Also eine ganz klare Fehleinschätzung des Westens.
Ja. Wir haben unterschätzt, wie sehr sich Russland auf diese Sanktionen vorbereitet hat. Seit 2014 haben wir ein Sanktionsregime gegen Russland. Wir haben es dann im März 2022 deutlich verschärft. Russland hat aber schon sehr erfolgreich den ersten Sanktionsschub verarbeitet, indem es andere Lieferanten und Absatzmärkte gefunden und die Binnenwirtschaft neu ausgerichtet hat. Der Kreml wusste: Wenn man die Ukraine überfällt, wird der Westen mit weiteren Sanktionen reagieren. Der kurzfristige Schock für die russische Wirtschaft war kleiner, weil die Vorbereitungen schon liefen, während im Westen nur eine kleine Minderheit geglaubt hat, dass es zu einem Krieg kommen würde.
Welche Seite dürfte dann mehr wirtschaftlichen Schaden davongetragen?
Das lässt sich noch nicht klar beantworten, weil die Zahlen noch nicht alle da sind. Wir haben in Russland weniger Schaden gesehen. Das trifft auf den Westen aber auch zu. Nach Kriegsausbruch vor einem Jahr hatten die meisten Wirtschaftsforschungsinstitute damit gerechnet, dass es 2022 für die deutsche Industrie stürmisch werden und es gar eine Rezession geben würde. Dazu ist es nicht gekommen. Bis zum Spätsommer haben wir weiter russisches Gas bezogen. Zudem ist russisches Erdöl weiter auf den Weltmarkt gelangt und hat entsprechend den Weltmarktpreis niedrig gehalten. Generell gilt: Wenn der Handel zwischen zwei Ländern unterbrochen wird, es typischerweise so, dass die ökonomischen Kosten ungefähr gleich verteilt sind. In Prozent der Wirtschaftsleistung bedeutet das aber einen viel höheren Schaden für Russlands, als für den Westen. Russland hat eben doch das sehr viel kleinere Pro-Kopf-Einkommen.

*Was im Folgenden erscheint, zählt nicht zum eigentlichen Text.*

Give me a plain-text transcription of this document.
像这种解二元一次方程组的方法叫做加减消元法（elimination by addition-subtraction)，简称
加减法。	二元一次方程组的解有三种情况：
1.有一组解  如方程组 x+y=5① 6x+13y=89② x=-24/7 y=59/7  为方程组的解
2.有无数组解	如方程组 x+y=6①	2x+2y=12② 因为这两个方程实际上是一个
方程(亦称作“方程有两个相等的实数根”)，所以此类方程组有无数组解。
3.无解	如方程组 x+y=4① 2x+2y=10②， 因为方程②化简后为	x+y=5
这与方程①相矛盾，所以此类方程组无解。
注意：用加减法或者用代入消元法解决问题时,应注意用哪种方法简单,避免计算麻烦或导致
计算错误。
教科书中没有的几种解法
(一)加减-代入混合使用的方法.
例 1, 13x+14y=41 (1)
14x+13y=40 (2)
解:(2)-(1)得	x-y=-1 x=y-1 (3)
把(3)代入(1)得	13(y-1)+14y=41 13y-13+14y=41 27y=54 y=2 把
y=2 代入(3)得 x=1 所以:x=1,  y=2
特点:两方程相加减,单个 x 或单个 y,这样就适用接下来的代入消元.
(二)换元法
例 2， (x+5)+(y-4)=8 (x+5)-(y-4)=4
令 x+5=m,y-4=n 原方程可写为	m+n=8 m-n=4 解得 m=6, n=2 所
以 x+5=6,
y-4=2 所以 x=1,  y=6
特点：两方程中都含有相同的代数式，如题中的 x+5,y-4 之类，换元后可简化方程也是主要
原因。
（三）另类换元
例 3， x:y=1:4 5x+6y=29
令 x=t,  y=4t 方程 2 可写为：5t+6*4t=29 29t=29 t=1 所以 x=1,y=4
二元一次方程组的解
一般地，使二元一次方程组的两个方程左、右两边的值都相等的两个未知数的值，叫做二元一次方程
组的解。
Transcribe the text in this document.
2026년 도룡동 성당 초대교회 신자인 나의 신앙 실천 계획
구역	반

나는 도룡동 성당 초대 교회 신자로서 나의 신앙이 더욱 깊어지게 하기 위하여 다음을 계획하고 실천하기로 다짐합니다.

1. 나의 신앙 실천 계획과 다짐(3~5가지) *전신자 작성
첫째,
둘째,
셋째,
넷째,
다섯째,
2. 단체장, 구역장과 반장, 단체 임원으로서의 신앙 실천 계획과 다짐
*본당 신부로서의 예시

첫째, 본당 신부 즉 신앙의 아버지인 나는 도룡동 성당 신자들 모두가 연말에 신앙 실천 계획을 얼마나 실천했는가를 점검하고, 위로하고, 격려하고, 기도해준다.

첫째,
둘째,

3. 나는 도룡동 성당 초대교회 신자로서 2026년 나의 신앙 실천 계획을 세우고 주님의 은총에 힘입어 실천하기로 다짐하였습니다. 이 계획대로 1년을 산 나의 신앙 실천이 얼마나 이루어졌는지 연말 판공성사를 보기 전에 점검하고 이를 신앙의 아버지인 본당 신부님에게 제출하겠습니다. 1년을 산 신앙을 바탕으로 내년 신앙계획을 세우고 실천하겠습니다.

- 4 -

China ist offenbar der große Profiteur.
Ja, das stimmt. Die USA aber auch. Die Amerikaner profitieren vom Ausstieg Europas aus russischem Gas und vom Einstieg Europas in amerikanisches Flüssiggas. Auch Indien hat stark profitiert, weil es zu günstigen Preisen Ölmengen kaufen konnte, die sonst nach Europa gegangen wären. Die türkische Wirtschaft wiederum hat sich ähnlich als Umschlagplatz profitabel einrichten können, wie Armenien und Kasachstan. Die Liste der Profiteure geht deutlich über China hinaus.
Wer profitiert am meisten?
In absoluten Zahlen ist es ganz klar China, die chinesische Wirtschaft ist ja auch riesig. In Prozentzahlen sind es aber die zentralasiatischen Länder, weil sie kleine Volkswirtschaften sind und als Umschlagplätze für die Sanktionsumgehung besonders gute Voraussetzungen haben. China kann günstig Rohstoffe aus Russland kaufen. Das ist natürlich ein Vorteil. Aber China müsste ohnehin Rohstoffe importieren, es handelt sich also um kein Zusatzgeschäft. Für die Länder Zentralasiens sind das hingegen neue Geschäftsaktivitäten. Auf der Exportseite hat China auch deswegen keine Vorteile, weil ein Russland, das aufgrund der Sanktionen ärmer ist, weniger Möbel, Spielsachen und Schuhe aus China bezieht. Auf der Absatzseite profitiert China also nicht.
Europa und die USA wollen im Zuge der zunehmenden Spannungen auch mit China weniger Handel betreiben. Kann mehr Handel mit Russland das für China ausgleichen?
Nein, denn dafür ist die russische Volkswirtschaft zu klein. Russland macht 2,5 Prozent der weltweiten Wirtschaftsleistung aus. Der Westen hingegen fast die Hälfte. Das flächenmäßig große Russland ist für chinesische Firmen auch logistisch mit seinen langen Verkehrswegen schwer zu erschließen.
Wie kann der Weste die Umgehung der Sanktionen über Drittstaaten verhindern?
Es gebe schon Möglichkeiten, so genannte extraterritoriale Sanktionen gegen Länder, die die westlichen Sanktionen nicht mitmachen. Damit könnte man die Sanktionen wirksamer machen. Aber wenn auch Kasachen, Armenier und Türken sanktioniert werden, dann bedeutet das weitere Kosten auch für den Westen. Das ist also immer ein sehr zweischneidiges Vorgehen.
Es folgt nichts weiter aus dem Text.